The modules have an algorithm to deal with loss of GPS fix. This algo tries to be smart about power usage but, the first time a fix is lost it will keep the GPS on while the rest of the system sleeps (for a shorter period), in the hopes of getting fresh ephemeris data/acquire a lock the next time around.
Pretty much every time this happened, the voltage level on the next sample was lower and a fix was acquired on that run–leading to these vampire teeth. This makes sense, looking at that discharge profile for the L91s above, as the sleep draw when GPS is held on is in the tens of mA, rather then (sub)single digit, so the voltage is reacting to this increased usage.

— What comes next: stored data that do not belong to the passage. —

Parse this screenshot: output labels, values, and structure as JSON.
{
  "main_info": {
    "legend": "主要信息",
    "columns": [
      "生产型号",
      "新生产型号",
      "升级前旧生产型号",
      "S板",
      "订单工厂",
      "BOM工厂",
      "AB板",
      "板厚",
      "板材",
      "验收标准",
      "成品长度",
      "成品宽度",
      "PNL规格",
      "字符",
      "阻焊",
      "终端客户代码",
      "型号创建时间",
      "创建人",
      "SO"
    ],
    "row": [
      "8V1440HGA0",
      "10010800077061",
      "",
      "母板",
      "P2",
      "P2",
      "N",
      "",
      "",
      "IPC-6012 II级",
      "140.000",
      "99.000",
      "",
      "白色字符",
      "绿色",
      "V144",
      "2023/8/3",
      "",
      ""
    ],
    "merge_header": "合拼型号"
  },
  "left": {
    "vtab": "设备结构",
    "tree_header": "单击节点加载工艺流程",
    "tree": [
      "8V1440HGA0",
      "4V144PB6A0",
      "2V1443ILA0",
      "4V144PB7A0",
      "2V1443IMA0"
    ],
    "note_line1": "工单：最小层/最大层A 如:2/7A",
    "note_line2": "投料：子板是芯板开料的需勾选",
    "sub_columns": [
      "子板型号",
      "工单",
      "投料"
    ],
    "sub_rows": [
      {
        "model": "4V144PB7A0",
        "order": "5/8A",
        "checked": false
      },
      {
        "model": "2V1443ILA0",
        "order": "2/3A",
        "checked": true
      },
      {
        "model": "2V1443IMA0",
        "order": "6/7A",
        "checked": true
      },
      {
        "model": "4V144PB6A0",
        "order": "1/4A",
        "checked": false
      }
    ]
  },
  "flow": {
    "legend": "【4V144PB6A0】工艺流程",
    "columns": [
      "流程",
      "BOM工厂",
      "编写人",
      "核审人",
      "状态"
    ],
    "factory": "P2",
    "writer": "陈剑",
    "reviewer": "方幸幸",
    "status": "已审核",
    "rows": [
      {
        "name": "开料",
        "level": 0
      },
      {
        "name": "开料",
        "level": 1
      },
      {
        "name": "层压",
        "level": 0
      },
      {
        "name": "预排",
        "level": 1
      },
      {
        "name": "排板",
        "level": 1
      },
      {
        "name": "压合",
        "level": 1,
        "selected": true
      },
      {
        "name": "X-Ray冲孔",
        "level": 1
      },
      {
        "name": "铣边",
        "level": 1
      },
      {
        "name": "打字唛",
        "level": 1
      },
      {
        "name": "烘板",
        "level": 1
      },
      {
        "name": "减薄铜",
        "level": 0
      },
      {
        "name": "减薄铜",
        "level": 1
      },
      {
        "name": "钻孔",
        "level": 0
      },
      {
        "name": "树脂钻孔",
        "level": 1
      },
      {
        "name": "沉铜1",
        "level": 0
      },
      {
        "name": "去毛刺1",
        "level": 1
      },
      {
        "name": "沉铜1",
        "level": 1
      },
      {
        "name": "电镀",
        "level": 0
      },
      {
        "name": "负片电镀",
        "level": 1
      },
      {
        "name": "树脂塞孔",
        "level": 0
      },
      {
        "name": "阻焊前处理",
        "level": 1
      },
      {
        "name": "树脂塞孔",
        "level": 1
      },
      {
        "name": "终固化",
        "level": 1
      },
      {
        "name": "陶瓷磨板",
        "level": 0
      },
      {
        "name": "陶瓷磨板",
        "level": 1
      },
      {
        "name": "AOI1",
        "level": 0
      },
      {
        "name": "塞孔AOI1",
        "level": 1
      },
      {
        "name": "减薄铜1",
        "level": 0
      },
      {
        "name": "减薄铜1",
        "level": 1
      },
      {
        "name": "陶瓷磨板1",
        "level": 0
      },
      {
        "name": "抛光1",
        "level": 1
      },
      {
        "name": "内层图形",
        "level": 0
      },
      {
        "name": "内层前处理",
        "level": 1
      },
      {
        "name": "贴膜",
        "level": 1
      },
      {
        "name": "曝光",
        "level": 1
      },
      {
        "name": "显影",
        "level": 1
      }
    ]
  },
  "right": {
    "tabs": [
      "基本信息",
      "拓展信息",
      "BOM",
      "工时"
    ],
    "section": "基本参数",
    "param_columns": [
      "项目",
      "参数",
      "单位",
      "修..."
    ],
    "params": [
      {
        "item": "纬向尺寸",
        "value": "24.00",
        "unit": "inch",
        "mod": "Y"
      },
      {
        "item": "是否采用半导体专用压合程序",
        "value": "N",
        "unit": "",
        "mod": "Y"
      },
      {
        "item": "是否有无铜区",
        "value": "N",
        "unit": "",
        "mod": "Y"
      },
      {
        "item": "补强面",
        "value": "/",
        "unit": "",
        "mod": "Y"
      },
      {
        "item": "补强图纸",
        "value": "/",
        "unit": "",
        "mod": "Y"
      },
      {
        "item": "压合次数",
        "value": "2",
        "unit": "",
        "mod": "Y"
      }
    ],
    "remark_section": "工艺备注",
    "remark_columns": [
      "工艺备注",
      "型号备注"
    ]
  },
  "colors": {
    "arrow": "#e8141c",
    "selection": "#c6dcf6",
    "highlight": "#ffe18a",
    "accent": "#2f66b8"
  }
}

In order to keep this from happening, the modules were remotely updated–around the 120, and then 250, marks–to increase the fix acquisition timeout, leading to better acquisition and less overall current usage (and hence, less vampire teeth).

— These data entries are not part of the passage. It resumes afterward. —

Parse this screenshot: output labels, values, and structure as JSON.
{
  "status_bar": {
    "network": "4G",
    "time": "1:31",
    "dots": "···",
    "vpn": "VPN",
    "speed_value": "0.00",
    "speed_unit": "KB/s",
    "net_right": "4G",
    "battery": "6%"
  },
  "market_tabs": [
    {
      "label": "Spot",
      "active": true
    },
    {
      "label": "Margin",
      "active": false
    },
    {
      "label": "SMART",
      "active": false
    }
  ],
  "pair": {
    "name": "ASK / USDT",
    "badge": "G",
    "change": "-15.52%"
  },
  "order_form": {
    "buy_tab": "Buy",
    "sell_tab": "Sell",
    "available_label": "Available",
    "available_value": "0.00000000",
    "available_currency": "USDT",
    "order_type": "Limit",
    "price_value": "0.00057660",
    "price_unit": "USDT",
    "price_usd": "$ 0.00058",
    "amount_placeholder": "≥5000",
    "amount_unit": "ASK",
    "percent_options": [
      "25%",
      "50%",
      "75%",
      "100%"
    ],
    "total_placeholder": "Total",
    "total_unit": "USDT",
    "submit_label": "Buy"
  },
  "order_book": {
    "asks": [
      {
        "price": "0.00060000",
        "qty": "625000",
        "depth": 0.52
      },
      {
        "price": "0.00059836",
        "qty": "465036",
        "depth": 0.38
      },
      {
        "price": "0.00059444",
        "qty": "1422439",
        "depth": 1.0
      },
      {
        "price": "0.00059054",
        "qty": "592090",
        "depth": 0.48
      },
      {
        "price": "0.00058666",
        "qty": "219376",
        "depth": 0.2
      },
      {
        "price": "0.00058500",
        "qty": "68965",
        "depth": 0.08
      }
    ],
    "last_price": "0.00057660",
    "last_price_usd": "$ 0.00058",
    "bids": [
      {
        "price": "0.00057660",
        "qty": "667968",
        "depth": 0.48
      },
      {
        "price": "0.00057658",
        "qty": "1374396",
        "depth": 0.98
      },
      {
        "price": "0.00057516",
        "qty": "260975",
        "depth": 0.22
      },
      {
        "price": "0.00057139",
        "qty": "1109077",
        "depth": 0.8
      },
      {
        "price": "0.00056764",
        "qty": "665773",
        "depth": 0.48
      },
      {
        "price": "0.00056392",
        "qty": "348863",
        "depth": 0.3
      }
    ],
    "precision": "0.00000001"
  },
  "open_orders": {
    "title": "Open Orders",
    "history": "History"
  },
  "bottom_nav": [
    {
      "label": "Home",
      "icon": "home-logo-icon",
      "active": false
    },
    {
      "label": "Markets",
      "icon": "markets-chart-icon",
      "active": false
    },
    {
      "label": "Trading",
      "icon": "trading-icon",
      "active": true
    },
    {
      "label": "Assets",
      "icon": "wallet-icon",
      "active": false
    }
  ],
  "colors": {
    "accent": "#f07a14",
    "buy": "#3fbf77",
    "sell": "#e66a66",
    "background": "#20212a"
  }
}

You can also see these periodic spiky upswings, every ~100 samples. These are warm/sunny days, affecting the battery chemistry and resulting voltage.
Notice the missing spike around the 900 mark? This is what the modules looked like on that day:
I actually let them get fully covered in snow that day, and only cleared out the tops the next day to let them warm up again.
So you can pretty much tell what the weather is like based on the variations in the battery pack voltage.
Though the Earth sheds a tear every time I buy a disposable battery, in a pinch like this, or for devices with very long sleep times and only occasional wakes, these L91 batteries seem to live up to their specs and go beyond my expectations.
The combination of:
- super long shelf life;
- drain- and temperature-independent capacity; and
- steady voltage under discharge
means they’re quite well suited to IoT that stays dormant for long periods and then has sudden bursts of high current use.
Had I known how well they would perform, I would have started with a single 3-series AA pack in the hopes of being able to profile it’s death. As it stands, I’ll try to leave the module running until it peters out and post an update but it looks like I may have to bring it in before that happens.